Another tricky part of draft is how differently cards play in constructed and draft. This is easily illustrated if we compare a new control card, Shriek  (Across the Galaxy, 149), to a much older one, Feel Your Anger  (Awakenings, 82). The latter is clearly a stronger card, since you can remove any of your opponents dice. Fortunately, Feel Your Anger is not in Across the Galaxy.

It may be easy to dismiss Shriek, especially if you are used to cards like Feel Your Anger. Shriek is a very strong card in draft though, as it has the potential to remove more dice than any other single card in Across the Galaxy. It is also gray, meaning it can be included in your deck regardless of how the rest of your draft goes or which team you decide to play when you’re actually building your deck.

There are also plenty of control cards that are good in both constructed and draft, though. A great example of these kind of cards includes No Questions Asked  (Across the Galaxy, 112) and Imposing Presence  (Across the Galaxy, 26).

Finally, there are a few cards worth pointing out specifically because they can (hyperbolically) win games on their own. The cards pictured above are so good, I can’t imagine drafting similar cards above them. These are also the kind of cards that if drawn, are feasibly worth taking inefficient or abnormal turns to ensure they enter play.

For example, let’s say you draw a Vader’s Fist  (Across the Galaxy, 13) on your first turn. In draft, I would rarely recommend gaining and saving resources for your second turn or to hang onto a card for several turns. You usually want to play upgrades and build your board, or empty your hand of unplayable cards to make sure you can play as many cards as possible each turn. Vader’s Fist is the kind of card worth playing to though, whether by holding it in your hand or saving resources to play it.

While a card like Vader’s Fist alters how you play the game, a plot like Armored Reinforcement  (Across the Galaxy, 129) can let you build a completely different kind of draft deck. The Fang Fighter from Rivals is the kind of card that can win games as well, so being able to play it with Armored Reinforcements on your first turn every game, without using a card from your hand, is wild. Given that mods are also such a critical part of this set, guaranteeing you have a vehicle in play makes their value go way up!
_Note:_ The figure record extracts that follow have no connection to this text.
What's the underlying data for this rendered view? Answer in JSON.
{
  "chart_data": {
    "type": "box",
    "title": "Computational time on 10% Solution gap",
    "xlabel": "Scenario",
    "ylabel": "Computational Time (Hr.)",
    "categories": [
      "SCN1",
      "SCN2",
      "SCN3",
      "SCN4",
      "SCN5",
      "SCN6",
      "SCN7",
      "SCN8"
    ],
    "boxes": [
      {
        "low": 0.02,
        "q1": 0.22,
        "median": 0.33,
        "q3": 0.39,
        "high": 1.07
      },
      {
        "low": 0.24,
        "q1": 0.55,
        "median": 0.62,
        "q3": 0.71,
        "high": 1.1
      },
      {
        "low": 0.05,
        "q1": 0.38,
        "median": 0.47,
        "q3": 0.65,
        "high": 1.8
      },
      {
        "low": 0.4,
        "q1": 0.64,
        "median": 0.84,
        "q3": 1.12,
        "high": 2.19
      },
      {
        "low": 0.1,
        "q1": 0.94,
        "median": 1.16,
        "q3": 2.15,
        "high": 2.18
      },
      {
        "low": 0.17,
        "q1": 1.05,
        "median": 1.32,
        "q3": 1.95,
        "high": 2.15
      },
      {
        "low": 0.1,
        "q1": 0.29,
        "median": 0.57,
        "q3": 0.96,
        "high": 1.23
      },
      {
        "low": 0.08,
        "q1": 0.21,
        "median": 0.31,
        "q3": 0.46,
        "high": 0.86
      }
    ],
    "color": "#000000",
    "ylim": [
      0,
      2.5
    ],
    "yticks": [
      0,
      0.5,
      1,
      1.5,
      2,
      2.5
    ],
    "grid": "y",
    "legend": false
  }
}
T he only thing that can make Armored Reinforcements even crazier while drafting Across the Galaxy is the Umbaran Hover Tank. Cards that can deal damage to multiple characters are few and far between, so being able to play this monster of a card on the first turn is even more insane than playing the Fang Fighter. It is going to take a similarly powerful start from your opponent to keep up with a deck with both of these cards.

Finally, we have a more subtle card, Deja Vu  (Across the Galaxy, 47). It only takes one time of playing two copies of cards like Hidden Motive  (Rivals, 5), Emulate  (Rivals, 11), or Imposing Presence (potentially to remove four dice!) to recognize how wild this card is. This is the kind of card I draft every time, even if I’m decidedly not playing Yellow. It’s just too good to let anyone else play!

A New Journey

I've enjoyed drafting Across the Galaxy even more than the previous two sets, which is a tough accomplishment to reach! The varying restrictions placed on cards creates even more interesting (and difficult) decision points during draft and play than I experienced with previous sets.

If you haven’t been able to draft Across the Galaxy yet, I highly encourage you to find a draft happening near you! I think you will be surprised at how differently you start valuing cards and actions in the game, even in constructed play.